この出力は、Google 検索の検索候補を使用して表示できます。

Google 検索の検索候補の要件

候補の要件は次のとおりです。

要件 説明
すべきこと
  • 表示要件を遵守しながら、Google 検索の検索候補は厳密に提示され内容で変更されることなく表示されます。
  • Google 検索の検索候補を操作すると、検索結果ページ(SRP)に直接移動します。
してはいけないこと
  • ユーザーがタップしてから SRP が表示されるまでの間に画面や追加の手順を表示する。
  • Google 検索の検索候補または関連するグラウンディングされた LLM の回答の横に、他の検索結果や候補を表示する。

表示の要件

表示の要件は次のとおりです。

  • Google 検索の検索候補は提示されたとおりに表示します。色、フォント、外観を変更しないでください。ライトモードやダークモードなど、次のモックで指定されているとおりに Google 検索の検索候補がレンダリングされるようにします。

  • グラウンディングされた回答を表示するたびに、対応する Google 検索の検索候補が常に表示されるようにする必要があります。
  • ブランディングについては、ブランド リソース センターへようこそに記載されている、Google ブランドの第三者による使用に関するガイドラインを厳守する必要があります。
  • Google 検索でグラウンディングを使用すると、Google 検索の検索候補チップが表示されます。候補チップを含むフィールドは、LLM のグラウンディングされた回答と同じ幅にする必要があります。

タップ時の動作

ユーザーがチップをタップしたときに、チップに表示されている検索キーワードの Google 検索結果ページ(SRP)に直接移動します。SRP は、アプリ内ブラウザまたは別のブラウザ アプリケーションで開くことができます。なんらかの方法で SRP の表示を最小化、削除しない、または妨げないようにすることが重要です。
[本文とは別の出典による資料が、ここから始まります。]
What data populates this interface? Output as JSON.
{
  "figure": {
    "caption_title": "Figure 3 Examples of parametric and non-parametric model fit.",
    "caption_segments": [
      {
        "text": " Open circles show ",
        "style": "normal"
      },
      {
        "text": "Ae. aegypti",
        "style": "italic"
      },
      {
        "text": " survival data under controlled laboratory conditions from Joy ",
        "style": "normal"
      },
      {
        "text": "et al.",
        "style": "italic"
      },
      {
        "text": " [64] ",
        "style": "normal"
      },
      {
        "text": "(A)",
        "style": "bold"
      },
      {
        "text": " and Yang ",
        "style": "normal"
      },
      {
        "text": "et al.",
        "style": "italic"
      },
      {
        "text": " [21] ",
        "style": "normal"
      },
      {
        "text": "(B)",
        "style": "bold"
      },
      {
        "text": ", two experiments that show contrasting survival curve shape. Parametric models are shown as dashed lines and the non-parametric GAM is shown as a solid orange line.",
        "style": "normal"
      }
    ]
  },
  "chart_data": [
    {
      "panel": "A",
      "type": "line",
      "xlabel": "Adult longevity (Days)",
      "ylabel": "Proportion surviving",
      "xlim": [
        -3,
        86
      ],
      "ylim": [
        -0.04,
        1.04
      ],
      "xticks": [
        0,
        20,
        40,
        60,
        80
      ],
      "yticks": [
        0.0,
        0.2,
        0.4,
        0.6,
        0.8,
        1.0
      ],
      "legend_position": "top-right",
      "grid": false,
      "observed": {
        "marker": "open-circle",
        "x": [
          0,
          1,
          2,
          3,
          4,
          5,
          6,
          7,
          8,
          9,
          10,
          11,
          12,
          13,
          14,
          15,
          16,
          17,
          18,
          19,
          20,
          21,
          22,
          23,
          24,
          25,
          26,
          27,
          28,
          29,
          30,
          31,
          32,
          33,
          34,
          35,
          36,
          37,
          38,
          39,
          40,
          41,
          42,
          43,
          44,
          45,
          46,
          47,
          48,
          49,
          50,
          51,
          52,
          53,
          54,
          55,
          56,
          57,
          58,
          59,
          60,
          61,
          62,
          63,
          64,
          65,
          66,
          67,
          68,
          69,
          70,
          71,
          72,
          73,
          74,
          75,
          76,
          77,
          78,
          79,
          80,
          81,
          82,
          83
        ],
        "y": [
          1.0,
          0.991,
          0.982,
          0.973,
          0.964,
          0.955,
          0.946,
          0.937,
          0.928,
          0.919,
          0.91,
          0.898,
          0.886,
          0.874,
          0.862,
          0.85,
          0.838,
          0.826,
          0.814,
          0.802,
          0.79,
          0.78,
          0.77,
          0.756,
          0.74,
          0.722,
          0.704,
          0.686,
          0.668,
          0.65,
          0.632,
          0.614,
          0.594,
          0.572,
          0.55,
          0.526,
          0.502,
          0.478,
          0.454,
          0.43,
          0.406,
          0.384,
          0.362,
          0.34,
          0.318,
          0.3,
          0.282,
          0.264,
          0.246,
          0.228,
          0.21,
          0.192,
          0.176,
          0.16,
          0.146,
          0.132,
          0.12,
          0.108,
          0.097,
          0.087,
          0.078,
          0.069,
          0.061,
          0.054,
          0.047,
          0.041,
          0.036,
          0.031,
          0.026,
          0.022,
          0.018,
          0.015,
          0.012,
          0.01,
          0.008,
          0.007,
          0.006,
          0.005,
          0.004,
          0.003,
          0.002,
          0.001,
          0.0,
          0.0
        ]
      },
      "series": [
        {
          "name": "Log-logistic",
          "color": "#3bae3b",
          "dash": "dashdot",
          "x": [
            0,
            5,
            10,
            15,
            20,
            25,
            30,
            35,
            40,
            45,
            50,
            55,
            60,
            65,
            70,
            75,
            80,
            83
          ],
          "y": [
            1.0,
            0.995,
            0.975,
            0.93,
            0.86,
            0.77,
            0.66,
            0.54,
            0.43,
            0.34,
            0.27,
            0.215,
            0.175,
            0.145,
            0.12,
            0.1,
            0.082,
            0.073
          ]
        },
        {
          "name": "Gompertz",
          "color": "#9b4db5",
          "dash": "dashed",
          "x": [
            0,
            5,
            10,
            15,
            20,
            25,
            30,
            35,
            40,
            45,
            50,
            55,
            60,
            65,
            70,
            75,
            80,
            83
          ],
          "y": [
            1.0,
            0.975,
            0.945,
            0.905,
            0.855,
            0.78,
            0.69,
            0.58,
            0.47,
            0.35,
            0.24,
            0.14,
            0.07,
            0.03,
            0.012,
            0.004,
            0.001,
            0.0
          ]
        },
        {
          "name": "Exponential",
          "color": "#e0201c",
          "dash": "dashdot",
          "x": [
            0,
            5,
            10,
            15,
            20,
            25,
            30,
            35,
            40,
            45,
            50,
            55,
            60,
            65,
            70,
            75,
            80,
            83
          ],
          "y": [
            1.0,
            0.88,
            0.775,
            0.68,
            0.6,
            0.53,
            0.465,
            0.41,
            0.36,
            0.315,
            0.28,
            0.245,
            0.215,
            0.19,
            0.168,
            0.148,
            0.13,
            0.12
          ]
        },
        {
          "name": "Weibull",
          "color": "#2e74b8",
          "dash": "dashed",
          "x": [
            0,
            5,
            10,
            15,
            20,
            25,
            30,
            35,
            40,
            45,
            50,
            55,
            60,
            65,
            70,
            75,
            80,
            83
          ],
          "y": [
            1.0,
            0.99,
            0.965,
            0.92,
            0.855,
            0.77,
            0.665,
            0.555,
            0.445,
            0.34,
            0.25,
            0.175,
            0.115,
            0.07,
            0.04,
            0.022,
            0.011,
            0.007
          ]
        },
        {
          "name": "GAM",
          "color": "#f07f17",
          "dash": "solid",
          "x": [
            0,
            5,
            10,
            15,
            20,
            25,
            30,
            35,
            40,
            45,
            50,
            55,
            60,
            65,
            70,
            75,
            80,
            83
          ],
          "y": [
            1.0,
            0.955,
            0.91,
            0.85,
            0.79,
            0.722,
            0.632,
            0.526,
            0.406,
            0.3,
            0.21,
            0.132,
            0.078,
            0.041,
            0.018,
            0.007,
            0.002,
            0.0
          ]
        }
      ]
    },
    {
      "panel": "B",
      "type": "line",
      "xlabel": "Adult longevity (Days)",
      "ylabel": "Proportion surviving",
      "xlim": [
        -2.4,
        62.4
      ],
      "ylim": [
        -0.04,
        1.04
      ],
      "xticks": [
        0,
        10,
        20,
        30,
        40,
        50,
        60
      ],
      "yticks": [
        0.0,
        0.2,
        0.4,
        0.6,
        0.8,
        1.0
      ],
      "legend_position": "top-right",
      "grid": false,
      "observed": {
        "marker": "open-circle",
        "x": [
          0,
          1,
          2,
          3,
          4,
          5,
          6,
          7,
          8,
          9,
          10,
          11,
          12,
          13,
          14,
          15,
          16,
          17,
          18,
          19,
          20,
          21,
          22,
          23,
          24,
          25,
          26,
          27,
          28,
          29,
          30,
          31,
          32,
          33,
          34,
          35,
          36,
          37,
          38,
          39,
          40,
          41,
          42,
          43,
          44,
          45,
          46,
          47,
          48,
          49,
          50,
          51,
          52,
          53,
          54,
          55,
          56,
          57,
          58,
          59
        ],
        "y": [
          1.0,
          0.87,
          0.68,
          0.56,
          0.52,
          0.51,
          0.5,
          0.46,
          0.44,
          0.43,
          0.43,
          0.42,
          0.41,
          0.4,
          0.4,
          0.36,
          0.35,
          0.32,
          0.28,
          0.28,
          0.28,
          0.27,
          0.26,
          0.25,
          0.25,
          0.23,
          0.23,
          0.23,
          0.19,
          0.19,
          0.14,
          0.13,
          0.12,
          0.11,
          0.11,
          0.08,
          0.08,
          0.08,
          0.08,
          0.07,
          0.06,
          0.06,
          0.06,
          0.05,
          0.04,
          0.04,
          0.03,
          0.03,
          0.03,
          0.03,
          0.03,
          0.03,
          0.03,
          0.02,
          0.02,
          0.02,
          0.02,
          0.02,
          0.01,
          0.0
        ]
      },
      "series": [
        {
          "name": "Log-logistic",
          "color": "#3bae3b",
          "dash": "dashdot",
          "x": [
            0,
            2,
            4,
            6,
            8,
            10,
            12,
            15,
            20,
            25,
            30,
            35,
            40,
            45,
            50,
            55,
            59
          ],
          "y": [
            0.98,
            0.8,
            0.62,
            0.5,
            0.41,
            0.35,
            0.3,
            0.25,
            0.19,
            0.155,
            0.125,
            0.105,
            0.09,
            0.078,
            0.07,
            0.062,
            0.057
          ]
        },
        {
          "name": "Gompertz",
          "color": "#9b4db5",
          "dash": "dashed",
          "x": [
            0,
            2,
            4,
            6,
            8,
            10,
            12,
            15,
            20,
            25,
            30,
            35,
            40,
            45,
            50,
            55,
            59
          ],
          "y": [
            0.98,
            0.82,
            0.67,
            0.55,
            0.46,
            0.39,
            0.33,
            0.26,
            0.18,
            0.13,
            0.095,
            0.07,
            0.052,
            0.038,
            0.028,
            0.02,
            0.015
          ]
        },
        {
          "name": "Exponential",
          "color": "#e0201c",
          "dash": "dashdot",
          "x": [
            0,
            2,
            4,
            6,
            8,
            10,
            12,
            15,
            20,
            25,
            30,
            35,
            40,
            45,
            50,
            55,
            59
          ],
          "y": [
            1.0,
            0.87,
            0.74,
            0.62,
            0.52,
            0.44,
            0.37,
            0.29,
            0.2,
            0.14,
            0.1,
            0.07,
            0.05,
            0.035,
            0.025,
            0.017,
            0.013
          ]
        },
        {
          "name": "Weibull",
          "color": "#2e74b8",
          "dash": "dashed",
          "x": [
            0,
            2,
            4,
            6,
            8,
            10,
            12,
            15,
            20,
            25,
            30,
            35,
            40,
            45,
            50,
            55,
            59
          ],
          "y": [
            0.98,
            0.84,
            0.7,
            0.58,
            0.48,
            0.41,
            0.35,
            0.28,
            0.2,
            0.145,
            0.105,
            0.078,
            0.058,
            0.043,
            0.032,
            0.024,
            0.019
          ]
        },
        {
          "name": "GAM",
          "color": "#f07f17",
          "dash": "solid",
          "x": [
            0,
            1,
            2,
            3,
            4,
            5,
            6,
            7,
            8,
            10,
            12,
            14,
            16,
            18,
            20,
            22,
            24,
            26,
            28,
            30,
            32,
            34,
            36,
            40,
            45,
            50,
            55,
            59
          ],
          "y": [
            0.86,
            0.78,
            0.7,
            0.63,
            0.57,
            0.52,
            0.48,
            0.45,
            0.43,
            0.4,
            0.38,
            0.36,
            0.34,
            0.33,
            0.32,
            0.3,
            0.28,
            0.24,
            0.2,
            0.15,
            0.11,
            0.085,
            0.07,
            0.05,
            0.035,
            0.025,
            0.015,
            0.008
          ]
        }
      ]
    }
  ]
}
次のアニメーション モックアップは、タップして SRP を表示する操作を示しています。

app/desktop の例

Google 検索の検索候補を実装するためのコード

API を使用して検索に対する回答をグラウンディングすると、モデルの回答では renderedContent フィールドで遵守する HTML と CSS のスタイルが指定されます。これを実装すると、アプリで Google 検索の検索候補を表示できます。API レスポンスの例については、Google 検索によるグラウンディングのレスポンスのセクションをご覧ください。